The calls for accountability ring true and until it is ensured this nation and its people will continue to be done a grave disservice.
Article 164 of the Guyana Constitution, ‘Procedures for altering this Constitution’ expressly states:
“(1) Subject to the provisions of paragraphs (2) and (3), a Bill for an Act of Parliament to alter this Constitution shall not be passed by the National Assembly unless it is supported at the final voting in the National Assembly by the votes of a majority of all the elected members of the Assembly.
“(2) A Bill to alter any of the following provisions of this Constitution, that is to say-
(a) this article, articles 1,2,8,9,18,51,66,89,99 and 111; and
(b) articles 3,4,5,6 and 7, 10 to 17 (inclusive), 19 to 49 (inclusive), 52 to 57 (inclusive), 59, 60, 62, 63, 64, 65, 68, 69, 70, 72 (in so far as it relates to the number of regions), 90 to 96(inclusive), 98, 108, 110, 116, 120 to 163 (inclusive, but excepting article 132), 168 to 215 (inclusive, but excepting articles 173, 185, 186, 192 (2) and (3) and 193), 222, 223,225, 226, 231, 232 (excepting the definition of ‘financial year’), shall not be submitted to the President for his assent unless the Bill, not less than two and not more than six months after its passage through the National Assembly, has in such manner as Parliament may prescribe, been submitted to the vote of the electors qualified to vote in an election and has been approved by a majority of the electors who vote on the Bill: Provided that if the Bill does not alter any of the provisions mentioned in subparagraph (a) and is supported at the final voting in the National Assembly by the votes of not less than two-thirds of all the elected members of the Assembly it shall not be necessary to submit the Bill to the vote of the electors-
“(3) In this article-
(a) reference to this Constitution or nay particular provision thereof include references to any other law in so far as that law alters the Constitution or, as the case may be, that provision; and
(b) references to altering this Constitution or any particular provision thereof include references to repealing it, with or without re-enactment thereof or the making of different provision in lieu thereof, to modifying it and to suspending its operation for any period.”
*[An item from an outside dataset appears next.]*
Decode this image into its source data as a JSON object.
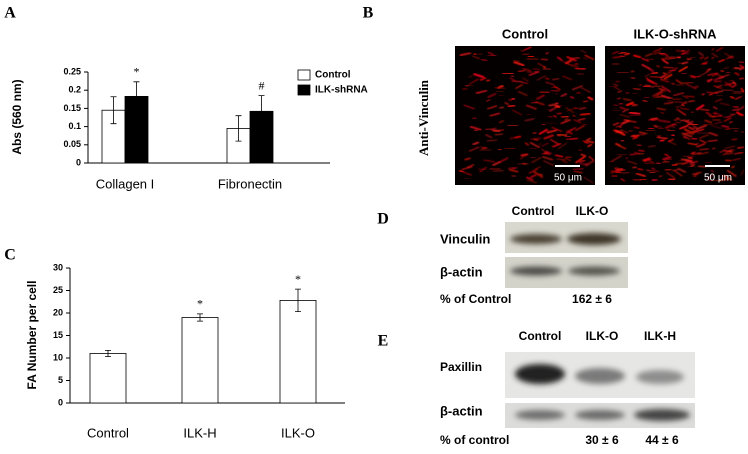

Article 119A ‘Parliamentary Standing Committee for Constitutional Reform’ expressly states, “(1) The National Assembly shall establish a Parliamentary Standing Committee for Constitutional Reform for the purpose of continually reviewing the effectiveness of the working of the Constitution and making periodic reports thereon to the Assembly, with proposals for reform as necessary.
“(2) To assist in its work, the committee shall have power to co-opt experts or enlist the aid of other persons of appropriate expertise, whether or not such experts or other persons are members of the Assembly.”
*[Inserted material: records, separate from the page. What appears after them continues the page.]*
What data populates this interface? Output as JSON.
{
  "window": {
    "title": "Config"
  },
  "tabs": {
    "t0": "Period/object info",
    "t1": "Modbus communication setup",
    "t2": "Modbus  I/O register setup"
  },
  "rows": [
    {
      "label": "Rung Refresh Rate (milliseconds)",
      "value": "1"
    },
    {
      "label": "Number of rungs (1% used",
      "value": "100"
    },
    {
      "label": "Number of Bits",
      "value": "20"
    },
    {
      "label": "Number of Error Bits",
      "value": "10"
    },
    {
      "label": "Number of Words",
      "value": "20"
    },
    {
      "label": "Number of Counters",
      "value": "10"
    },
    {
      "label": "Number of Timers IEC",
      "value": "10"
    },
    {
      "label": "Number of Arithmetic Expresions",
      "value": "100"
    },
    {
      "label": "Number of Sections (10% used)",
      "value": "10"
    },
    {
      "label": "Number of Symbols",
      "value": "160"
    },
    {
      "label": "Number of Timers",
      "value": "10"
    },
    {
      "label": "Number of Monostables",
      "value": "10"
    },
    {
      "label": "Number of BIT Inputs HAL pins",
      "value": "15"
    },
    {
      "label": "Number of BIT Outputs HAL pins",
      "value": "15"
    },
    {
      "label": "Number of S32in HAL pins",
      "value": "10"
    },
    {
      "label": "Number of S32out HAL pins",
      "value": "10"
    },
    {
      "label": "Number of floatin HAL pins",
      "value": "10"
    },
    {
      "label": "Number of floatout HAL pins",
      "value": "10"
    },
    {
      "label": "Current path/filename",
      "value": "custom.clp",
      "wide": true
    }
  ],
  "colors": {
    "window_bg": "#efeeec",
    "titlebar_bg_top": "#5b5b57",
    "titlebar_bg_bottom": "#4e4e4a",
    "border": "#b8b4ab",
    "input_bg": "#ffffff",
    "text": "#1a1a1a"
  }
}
It is very clear from Article 119A and 164 the people are allowed to review, amend, alter, reform, modify, suspend and repeal the constitution through their representatives (ie, votes by members of the National Assembly) and directly (via ballot and engagement).
The constitution has gone through significant reforms coming out of the Herdmanston Accord and the St Lucia Statement signed by Janet Jagan and Desmond Hoyte. This process had the involvement of individuals and groups, inclusive of the major political parties, human rights body, business, trades union and religious communities. Coming out of this process there remain bills passed in the National Assembly with support from both government and opposition which were sent to then President Jagdeo for assent or non-assent, of which he did neither.
Bills that were not assented to during the life of a parliament are considered dead when that parliament ends. Nothing prevents those Bills from being retabled under a new parliament and sent to the incumbent president for assent. The 1st to 9th parliaments were controlled by the government. The 10th Parliament is controlled by the opposition. Further, the Standing Committee for Constitutional Reform is also controlled by the opposition in this 10th Parliament. My understanding is that not even one of the outstanding bills pertaining to the constitutional reform exercise has been retabled in the 10th Parliament, and the Standing Committee for Constitutional Reform has had no engagement with the people.
Out of respect for the people of this nation it ought to be explained why the constitution has not be respected to achieve any of the reforms being called for, when clearly from the information presented above were it so respected we would have been having a different conversation today. There is growing concern that the people of this nation are being taken for a ride, the constitution is being cherry-picked at whim, and reasons are found to blame poor governance on an instrument that awaits activation by the people and their elected representatives.